Qualche europeo, specie se ha denaro in tasca, ce la farà a sbarcare, come un tempo capitava ad africani in arrivo sul suolo della fortuna europea. Finirà nelle grinfie delle mafie europee e locali, complici nel rinchiuderlo in quarantene inospitali, dove lo spoglieranno di ogni bene, violeranno i suoi affetti, affosseranno la sua dignità.
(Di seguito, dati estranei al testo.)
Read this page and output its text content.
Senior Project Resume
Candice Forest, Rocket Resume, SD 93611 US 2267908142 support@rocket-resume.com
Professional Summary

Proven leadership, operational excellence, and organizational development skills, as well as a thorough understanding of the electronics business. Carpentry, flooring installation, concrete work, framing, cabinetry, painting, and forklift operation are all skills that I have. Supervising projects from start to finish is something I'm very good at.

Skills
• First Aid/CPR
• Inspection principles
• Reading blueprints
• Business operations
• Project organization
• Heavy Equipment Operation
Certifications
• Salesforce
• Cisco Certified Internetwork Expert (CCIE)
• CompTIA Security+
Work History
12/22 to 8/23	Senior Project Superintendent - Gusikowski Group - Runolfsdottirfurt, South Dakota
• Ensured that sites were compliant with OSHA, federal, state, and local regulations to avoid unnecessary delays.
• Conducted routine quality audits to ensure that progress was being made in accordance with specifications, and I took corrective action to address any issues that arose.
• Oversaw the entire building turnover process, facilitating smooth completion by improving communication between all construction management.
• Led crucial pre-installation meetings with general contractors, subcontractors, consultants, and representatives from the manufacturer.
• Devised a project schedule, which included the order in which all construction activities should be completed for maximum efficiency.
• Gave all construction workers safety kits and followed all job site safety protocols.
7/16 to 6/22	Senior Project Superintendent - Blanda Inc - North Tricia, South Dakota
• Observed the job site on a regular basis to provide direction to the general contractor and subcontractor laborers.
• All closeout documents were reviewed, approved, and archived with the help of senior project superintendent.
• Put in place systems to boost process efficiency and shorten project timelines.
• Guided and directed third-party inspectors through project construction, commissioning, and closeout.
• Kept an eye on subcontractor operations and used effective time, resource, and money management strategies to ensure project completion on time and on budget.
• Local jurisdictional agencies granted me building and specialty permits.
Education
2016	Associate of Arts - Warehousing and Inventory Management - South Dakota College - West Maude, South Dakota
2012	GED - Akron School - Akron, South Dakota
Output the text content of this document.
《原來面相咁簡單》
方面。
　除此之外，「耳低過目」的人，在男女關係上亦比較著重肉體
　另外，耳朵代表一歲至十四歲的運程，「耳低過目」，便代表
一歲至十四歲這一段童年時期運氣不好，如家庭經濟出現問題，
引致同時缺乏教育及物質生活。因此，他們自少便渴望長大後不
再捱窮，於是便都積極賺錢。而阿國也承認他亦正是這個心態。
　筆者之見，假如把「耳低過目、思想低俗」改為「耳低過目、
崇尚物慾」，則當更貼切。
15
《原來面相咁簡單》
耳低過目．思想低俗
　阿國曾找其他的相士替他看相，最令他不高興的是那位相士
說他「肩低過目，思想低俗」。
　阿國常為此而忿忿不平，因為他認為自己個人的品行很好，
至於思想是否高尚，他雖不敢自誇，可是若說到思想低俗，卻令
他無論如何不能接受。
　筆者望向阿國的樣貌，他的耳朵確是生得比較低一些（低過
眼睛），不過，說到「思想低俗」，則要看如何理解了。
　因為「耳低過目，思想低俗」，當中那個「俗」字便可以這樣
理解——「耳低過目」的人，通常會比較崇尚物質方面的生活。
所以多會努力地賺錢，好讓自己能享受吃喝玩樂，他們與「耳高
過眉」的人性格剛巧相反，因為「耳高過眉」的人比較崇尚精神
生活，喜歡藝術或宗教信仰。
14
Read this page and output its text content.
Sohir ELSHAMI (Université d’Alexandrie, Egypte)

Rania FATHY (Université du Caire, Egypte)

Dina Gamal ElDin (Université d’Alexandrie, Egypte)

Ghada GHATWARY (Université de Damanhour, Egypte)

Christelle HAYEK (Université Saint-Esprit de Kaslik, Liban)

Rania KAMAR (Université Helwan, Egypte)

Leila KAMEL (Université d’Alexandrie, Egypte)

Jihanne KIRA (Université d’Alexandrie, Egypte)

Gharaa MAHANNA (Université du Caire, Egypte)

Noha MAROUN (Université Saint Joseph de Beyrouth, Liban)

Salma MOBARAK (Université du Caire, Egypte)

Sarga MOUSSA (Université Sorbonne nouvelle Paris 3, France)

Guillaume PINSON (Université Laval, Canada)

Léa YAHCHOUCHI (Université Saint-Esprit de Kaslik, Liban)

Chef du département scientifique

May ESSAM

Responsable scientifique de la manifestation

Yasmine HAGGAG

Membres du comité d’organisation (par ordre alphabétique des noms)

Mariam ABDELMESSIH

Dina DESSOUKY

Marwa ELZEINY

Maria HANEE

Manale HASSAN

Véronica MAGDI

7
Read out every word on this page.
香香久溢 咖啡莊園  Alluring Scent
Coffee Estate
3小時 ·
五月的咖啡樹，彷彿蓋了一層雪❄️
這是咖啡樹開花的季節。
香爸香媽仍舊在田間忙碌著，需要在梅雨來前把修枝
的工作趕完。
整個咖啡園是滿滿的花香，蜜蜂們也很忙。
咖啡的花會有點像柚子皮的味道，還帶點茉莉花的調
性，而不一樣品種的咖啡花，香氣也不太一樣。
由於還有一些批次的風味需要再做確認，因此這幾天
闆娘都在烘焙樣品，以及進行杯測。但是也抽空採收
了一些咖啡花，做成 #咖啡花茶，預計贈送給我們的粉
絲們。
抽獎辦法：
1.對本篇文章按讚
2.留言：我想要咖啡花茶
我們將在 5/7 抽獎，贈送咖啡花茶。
Senza arrivare ai toni apocalittici di un Trueba, la prospettiva del quadro italiano per il dopo Covid-19, presenta più di un problema. Diamo per scontato che avremo un debito pubblico cresciuto in modo straordinario e che andrà fatto prima o poi rientrare, presumibilmente stringendo la cinta e mettendo la mano al portafoglio. Diamo per scontato che l’economia farà fatica a risalire e che le fette di mercato perse al tempo del contagio non è ovvio che si riconsegnino subito ai nostri esportatori. Il paese si ritroverà più povero e con più disoccupati. Inoltre, presumibilmente si accentuerà, almeno nel breve, lo squilibrio demografico, per l’ovvia ragione che in molti penseranno ad andarsene e che a molte giovani coppie per un po’ sarà passata la voglia di mettere al mondo figli. È presumibile che le opposizioni accusino il governo dell’accaduto, e che il mai sopito conflitto tra stato centrale, regioni e autonomie, trovi nuova esca nel bisogno di una riforma urgente della sanità pubblica.
In quel quadro presumibilmente problematico, peseranno sulle nostre coscienze i numeri dei contagiati e dei morti, per ora assolutamente superiori a quelli di altre nazioni. Nella sera italiana del 17 marzo, contiamo 31.500 contagiati e 2.500 morti. Rispetto alla Cina, campione della nefasta statistica, abbiamo lo 0,052% della popolazione infetta, un’enormità rispetto allo 0,0057 cinese; i nostri morti sono il 7, 94% dei contagiati, quelli della Cina il 3,97%. Registriamo pertanto una percentuale doppia di decessi sul numero dei contagiati. E in Cina sembra si siano praticamente fermati in quanto a contagi e morti; noi no e fra tre giorni, salvo un arresto del trend, avremo in numeri assoluti più morti della Cina. Vedremo, nella prossima decade se inizieremo finalmente la curva discendente.
Solo se durerà il collante che sta tenendo unito il paese in questi giorni, riusciremo a uscirne. Ma tante, davvero tante cose dovranno cambiare.